Entre membros do chamado baixo e médio clero da legenda, a leitura predominante é de que a menção ao nome do ministro funcionaria mais como um movimento estratégico do presidente para conter o centrão e administrar o tempo das articulações políticas.
Na avaliação de interlocutores, ao colocar a hipótese em circulação, Lula buscaria dividir o MDB e evitar que o partido feche apoio de forma unificada a uma candidatura de centro, direita ou centro-direita ligada ao campo bolsonarista, preservando a autonomia dos diretórios regionais.
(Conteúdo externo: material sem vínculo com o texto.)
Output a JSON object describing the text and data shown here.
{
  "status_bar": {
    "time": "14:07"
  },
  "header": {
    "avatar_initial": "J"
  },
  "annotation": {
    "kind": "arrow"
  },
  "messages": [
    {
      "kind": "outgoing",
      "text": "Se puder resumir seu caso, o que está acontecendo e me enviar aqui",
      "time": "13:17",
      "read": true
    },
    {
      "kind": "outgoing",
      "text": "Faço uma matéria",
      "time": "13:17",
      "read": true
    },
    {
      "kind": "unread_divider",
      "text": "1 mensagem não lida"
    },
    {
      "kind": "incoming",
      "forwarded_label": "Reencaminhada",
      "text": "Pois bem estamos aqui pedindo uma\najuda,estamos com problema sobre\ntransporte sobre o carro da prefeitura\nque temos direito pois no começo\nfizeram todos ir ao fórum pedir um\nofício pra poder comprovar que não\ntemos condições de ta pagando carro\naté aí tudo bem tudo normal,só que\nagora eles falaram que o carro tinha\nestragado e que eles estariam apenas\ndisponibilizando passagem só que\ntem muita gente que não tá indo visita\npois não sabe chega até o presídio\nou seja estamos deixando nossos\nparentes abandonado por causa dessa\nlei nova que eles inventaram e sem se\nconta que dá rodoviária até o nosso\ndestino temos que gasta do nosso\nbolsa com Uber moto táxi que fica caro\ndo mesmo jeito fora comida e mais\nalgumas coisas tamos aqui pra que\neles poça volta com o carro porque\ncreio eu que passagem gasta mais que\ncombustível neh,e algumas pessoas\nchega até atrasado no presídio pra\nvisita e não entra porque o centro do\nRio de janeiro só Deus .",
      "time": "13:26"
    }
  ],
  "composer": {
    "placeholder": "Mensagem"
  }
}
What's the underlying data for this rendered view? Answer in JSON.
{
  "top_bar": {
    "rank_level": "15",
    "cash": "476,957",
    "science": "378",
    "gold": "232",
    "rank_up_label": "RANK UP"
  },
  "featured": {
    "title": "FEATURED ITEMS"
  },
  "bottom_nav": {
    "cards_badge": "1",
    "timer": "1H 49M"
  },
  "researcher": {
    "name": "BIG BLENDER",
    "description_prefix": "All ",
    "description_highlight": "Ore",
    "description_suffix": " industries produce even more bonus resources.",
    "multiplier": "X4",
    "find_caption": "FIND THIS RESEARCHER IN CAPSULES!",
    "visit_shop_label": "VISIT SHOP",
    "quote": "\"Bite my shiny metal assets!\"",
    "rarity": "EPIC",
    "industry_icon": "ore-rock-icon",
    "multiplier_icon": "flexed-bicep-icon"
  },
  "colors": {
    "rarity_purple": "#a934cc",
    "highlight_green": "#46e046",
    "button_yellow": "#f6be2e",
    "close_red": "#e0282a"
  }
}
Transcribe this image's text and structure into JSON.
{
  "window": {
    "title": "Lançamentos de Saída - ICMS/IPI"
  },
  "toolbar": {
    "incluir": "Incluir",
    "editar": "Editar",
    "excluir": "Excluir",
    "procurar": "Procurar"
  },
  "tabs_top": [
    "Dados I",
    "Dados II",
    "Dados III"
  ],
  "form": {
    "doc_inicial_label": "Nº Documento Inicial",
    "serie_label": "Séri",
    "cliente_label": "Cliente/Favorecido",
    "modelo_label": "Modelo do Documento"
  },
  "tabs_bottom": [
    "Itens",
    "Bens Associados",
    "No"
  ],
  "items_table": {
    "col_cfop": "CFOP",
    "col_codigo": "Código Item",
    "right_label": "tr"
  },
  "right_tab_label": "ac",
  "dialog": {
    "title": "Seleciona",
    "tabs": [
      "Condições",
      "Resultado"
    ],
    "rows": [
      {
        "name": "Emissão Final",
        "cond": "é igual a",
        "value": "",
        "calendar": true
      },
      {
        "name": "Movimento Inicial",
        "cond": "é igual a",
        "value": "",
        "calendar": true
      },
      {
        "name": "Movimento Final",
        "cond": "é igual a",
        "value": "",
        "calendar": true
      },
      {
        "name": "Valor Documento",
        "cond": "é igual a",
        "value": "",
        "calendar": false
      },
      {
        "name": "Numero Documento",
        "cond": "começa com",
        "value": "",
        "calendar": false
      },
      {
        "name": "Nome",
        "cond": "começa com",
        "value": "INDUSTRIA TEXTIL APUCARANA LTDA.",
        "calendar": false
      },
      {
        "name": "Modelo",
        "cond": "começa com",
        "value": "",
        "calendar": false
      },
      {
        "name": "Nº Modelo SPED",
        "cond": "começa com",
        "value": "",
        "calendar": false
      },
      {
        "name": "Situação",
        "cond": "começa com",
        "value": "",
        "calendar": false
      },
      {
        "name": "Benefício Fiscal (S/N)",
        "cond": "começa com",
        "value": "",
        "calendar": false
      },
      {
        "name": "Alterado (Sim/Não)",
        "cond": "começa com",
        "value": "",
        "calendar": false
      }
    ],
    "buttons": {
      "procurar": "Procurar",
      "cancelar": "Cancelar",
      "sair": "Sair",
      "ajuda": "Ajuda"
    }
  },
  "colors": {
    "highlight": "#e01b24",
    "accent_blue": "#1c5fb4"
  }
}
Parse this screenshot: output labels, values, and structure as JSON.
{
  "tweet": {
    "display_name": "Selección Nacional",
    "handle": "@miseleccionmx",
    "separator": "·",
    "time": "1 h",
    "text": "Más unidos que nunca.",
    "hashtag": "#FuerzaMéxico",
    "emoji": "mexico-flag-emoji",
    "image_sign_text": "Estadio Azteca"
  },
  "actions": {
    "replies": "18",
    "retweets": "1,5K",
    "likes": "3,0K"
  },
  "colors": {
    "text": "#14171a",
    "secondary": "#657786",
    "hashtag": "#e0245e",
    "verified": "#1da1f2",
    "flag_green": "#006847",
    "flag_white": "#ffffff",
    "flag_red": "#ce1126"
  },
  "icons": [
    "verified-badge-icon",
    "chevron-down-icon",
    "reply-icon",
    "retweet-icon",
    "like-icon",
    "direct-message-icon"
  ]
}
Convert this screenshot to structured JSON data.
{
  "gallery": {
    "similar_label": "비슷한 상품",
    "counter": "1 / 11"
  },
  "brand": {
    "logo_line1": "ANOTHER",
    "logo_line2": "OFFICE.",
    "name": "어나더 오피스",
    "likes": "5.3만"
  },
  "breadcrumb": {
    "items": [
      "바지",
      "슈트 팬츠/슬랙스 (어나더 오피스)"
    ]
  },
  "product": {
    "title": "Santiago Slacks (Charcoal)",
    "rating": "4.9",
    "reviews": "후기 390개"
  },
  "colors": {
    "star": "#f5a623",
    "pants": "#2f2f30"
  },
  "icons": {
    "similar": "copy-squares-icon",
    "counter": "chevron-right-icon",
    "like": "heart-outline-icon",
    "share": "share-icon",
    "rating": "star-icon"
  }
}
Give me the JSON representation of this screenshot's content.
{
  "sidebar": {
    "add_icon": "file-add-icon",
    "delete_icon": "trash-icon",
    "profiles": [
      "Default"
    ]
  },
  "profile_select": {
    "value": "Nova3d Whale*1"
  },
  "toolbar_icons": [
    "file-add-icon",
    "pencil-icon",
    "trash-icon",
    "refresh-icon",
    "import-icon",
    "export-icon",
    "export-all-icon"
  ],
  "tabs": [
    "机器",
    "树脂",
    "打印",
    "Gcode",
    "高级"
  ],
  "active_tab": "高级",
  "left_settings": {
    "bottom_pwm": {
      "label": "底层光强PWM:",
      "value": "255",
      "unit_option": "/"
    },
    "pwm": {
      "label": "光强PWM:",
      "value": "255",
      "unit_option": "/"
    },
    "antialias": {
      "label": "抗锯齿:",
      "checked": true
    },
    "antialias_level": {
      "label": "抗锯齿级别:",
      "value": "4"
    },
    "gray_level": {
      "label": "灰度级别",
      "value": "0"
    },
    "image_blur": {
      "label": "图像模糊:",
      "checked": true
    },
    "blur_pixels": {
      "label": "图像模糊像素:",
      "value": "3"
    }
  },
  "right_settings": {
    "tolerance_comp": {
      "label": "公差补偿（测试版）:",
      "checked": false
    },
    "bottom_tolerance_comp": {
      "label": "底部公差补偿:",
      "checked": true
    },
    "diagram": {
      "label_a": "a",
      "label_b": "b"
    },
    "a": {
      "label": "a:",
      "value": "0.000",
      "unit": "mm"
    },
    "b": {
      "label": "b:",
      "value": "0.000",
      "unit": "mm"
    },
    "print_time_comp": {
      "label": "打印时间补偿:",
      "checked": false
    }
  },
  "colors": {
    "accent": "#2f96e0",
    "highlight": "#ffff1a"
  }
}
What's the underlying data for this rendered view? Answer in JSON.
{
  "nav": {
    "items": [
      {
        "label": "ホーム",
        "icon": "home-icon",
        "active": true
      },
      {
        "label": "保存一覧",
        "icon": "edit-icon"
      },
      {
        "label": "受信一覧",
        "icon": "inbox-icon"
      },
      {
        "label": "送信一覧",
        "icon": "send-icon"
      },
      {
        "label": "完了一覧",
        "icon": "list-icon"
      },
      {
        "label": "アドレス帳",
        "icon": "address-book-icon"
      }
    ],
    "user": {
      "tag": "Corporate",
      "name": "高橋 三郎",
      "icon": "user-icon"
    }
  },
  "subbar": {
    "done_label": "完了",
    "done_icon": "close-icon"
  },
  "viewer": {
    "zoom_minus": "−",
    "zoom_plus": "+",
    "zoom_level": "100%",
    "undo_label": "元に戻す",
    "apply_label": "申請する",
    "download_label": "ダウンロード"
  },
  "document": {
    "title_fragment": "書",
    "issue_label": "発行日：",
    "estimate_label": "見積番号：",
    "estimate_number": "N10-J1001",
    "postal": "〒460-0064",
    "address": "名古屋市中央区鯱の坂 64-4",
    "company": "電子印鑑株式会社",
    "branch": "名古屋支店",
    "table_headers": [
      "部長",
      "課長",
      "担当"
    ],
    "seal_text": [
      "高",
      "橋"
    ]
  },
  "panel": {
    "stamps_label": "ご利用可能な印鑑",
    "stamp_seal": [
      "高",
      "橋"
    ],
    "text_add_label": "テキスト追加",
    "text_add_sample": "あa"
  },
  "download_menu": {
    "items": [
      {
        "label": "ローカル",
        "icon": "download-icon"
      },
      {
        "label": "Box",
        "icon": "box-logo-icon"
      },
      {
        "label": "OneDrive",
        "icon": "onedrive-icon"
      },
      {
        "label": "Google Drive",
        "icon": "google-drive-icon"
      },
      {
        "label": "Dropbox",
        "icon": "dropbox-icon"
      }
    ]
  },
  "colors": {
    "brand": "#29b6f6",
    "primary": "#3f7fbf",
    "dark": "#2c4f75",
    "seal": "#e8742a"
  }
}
Dirigentes locais também apontam que, do ponto de vista eleitoral, não faria sentido escolher um vice do Nordeste — região onde o presidente já apresenta forte desempenho — nem de um grupo político historicamente aliado ao PT.
Ainda assim, há quem considere que movimentos desse tipo podem ganhar força ao longo do processo político, já que estratégias inicialmente táticas podem se transformar em caminhos viáveis dependendo do cenário eleitoral.